Prove:(tanx/(1+tanx)) = (sinx/(sinx+cosx))

• Nov 15th 2010, 05:56 PM
tmas
Prove:(tanx/(1+tanx)) = (sinx/(sinx+cosx))
For this question the only answer I seem to get is sinx/cosx not (sinx/(sinx+cosx))

(tanx/(1+tanx)) = (sinx/(sinx+cosx))

((1-tanx/1-tanx)) times (tanx/(1+tanx))

((tanx(1-tanx))/(1-tan^2x))

(tanx-tan^2x)/(1-tan^2x))

((cosx/cosx) times (sinx/cosx) - (sin^2x/cos^2x)) / ((cos^2x/cos^2x) times 1- (sin^2x/cos^2x))

((cosxsinx - sin^2x)/cos^2x) / ((cos^2x-sin^2x)/cos^2x)

multiply the reciprocal and cancel i get

sinx/cosx

ugh.. what did i do wrong??
• Nov 15th 2010, 06:11 PM
skeeter
you're really making this too hard ...

$\displaystyle \displaystyle \frac{\tan{x}}{1+\tan{x}} =$

$\displaystyle \displaystyle\frac{\frac{\sin{x}}{\cos{x}}}{1 + \frac{\sin{x}}{\cos{x}}}$

finish it by multiplying numerator and denominator by $\displaystyle \cos{x}$ ...
• Nov 15th 2010, 06:13 PM
tmas
ohh.. haha. thanks.. for some reason i never see the easiness of it .. ugh
• Feb 2nd 2011, 03:01 AM
ericpepin
One of the easiest way to prove this we can also use it as (1-tanx)/tanx= (sinx-cosx)/cosx. because we changing both numerator so this will be ok and both sides will give you result cotx-1 so this is proved.
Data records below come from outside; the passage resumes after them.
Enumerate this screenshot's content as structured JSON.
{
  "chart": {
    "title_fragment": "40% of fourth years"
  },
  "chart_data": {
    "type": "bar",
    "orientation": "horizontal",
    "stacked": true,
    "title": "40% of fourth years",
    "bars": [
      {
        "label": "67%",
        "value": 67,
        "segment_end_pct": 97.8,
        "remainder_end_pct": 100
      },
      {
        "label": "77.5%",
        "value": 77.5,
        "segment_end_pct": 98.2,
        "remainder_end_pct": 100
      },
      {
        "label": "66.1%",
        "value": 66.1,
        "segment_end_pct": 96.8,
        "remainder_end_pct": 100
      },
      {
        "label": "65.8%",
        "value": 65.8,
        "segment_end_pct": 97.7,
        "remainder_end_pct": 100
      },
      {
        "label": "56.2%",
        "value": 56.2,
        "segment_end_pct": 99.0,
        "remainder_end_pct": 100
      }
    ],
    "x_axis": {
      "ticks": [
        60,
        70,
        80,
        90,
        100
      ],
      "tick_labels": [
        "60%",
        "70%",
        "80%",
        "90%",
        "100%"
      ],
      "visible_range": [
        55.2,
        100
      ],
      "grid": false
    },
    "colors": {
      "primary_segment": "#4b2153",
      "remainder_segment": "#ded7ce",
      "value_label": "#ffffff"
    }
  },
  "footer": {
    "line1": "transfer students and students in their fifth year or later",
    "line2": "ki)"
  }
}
Thanks
• Feb 2nd 2011, 03:56 AM
Quote:

Originally Posted by tmas
For this question the only answer I seem to get is sinx/cosx not (sinx/(sinx+cosx))

(tanx/(1+tanx)) = (sinx/(sinx+cosx))

((1-tanx/1-tanx)) times (tanx/(1+tanx))

((tanx(1-tanx))/(1-tan^2x))

(tanx-tan^2x)/(1-tan^2x))

((cosx/cosx) times (sinx/cosx) - (sin^2x/cos^2x)) / ((cos^2x/cos^2x) times 1- (sin^2x/cos^2x))
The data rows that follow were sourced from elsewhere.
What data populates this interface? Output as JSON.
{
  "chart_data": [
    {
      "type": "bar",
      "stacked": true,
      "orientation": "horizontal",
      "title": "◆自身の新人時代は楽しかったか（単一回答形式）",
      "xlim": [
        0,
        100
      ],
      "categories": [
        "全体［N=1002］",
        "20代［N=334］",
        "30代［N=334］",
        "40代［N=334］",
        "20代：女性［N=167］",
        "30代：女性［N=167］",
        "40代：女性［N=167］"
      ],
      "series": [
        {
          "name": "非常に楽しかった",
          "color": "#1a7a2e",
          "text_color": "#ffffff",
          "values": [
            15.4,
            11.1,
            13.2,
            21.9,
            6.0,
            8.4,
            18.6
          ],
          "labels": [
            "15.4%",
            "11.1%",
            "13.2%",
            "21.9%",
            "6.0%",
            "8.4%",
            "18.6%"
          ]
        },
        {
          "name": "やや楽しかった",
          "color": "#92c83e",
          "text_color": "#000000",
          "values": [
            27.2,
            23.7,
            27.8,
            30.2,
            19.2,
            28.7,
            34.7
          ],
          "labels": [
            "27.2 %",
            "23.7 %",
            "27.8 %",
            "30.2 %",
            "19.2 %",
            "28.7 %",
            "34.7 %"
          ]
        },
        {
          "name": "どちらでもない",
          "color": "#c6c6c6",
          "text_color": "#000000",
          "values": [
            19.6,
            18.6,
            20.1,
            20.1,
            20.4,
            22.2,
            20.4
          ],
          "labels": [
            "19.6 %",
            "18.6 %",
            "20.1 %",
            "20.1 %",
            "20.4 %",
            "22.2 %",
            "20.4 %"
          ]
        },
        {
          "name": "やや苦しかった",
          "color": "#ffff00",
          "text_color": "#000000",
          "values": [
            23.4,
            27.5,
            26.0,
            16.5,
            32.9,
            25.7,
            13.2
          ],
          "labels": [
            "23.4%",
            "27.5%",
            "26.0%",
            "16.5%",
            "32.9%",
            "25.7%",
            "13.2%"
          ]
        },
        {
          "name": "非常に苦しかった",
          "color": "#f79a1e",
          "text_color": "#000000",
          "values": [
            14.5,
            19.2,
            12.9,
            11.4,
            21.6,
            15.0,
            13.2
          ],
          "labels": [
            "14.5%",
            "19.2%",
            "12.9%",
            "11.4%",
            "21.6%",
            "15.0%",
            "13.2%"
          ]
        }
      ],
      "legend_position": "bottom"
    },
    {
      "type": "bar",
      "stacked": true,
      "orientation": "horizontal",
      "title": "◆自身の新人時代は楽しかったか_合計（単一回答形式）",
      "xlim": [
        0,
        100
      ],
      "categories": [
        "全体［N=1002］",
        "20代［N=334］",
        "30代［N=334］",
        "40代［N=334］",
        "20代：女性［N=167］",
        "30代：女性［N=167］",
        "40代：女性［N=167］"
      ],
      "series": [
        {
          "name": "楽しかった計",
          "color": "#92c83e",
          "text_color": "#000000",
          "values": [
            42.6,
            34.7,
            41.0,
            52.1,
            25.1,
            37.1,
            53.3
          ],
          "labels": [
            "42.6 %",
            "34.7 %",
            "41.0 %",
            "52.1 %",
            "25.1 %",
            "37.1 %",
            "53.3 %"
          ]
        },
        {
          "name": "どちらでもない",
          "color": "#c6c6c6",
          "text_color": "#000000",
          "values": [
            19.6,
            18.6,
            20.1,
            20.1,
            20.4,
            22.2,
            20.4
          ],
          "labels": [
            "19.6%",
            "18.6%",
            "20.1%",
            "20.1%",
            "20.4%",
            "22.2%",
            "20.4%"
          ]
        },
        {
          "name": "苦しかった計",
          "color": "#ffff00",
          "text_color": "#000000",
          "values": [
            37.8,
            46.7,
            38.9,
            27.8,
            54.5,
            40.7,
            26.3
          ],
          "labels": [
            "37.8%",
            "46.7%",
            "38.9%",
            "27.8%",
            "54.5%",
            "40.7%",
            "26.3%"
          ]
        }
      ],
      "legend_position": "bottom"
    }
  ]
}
((cosxsinx - sin^2x)/cos^2x) / ((cos^2x-sin^2x)/cos^2x)

multiply the reciprocal and cancel i get

sinx/cosx

ugh.. what did i do wrong??

You went wrong on your final step.

$\displaystyle \displaystyle\frac{\left(cosx\;sinx-sin^2x\right)\frac{1}{cos^2x}}{\left(cos^2x-sin^2x\right)\frac{1}{cos^2x}}=\frac{cosx\;sinx-sin^2x}{cos^2x-sin^2x}$

$\displaystyle =\displaystyle\frac{sinx(cosx-sinx)}{(cosx-sinx)(cosx+sinx)}$

Simplest is to ask "how do we get from $\displaystyle tanx\rightarrow\ sinx$ in the numerator" ?

$\displaystyle \displaystyle\frac{tanx}{1+tanx}=\left[\frac{cosx}{cosx}\right]\frac{tanx}{1+tanx}$
• Feb 2nd 2011, 04:14 AM
DrSteve
Whenever you are trying to prove a trig identity with tan x, cot x, sec x or csc x, a method that usually works pretty easily is to change these into sin x and cos x and then simplify algebraically. So if you don't see a quicker way right away always try this.
• Feb 2nd 2011, 04:14 AM
skeeter
Quote:

Originally Posted by ericpepin
One of the easiest way to prove this we can also use it as (1-tanx)/tanx= (sinx-cosx)/cosx. because we changing both numerator so this will be ok and both sides will give you result cotx-1 so this is proved. Thanks

ok ... but what does that have to do with the original identity to be proved in this thread?
• Feb 2nd 2011, 08:46 PM
ericpepin
Quote:

Originally Posted by skeeter
ok ... but what does that have to do with the original identity to be proved in this thread?

I think here we trying to prove L.H.S.=R.H.S.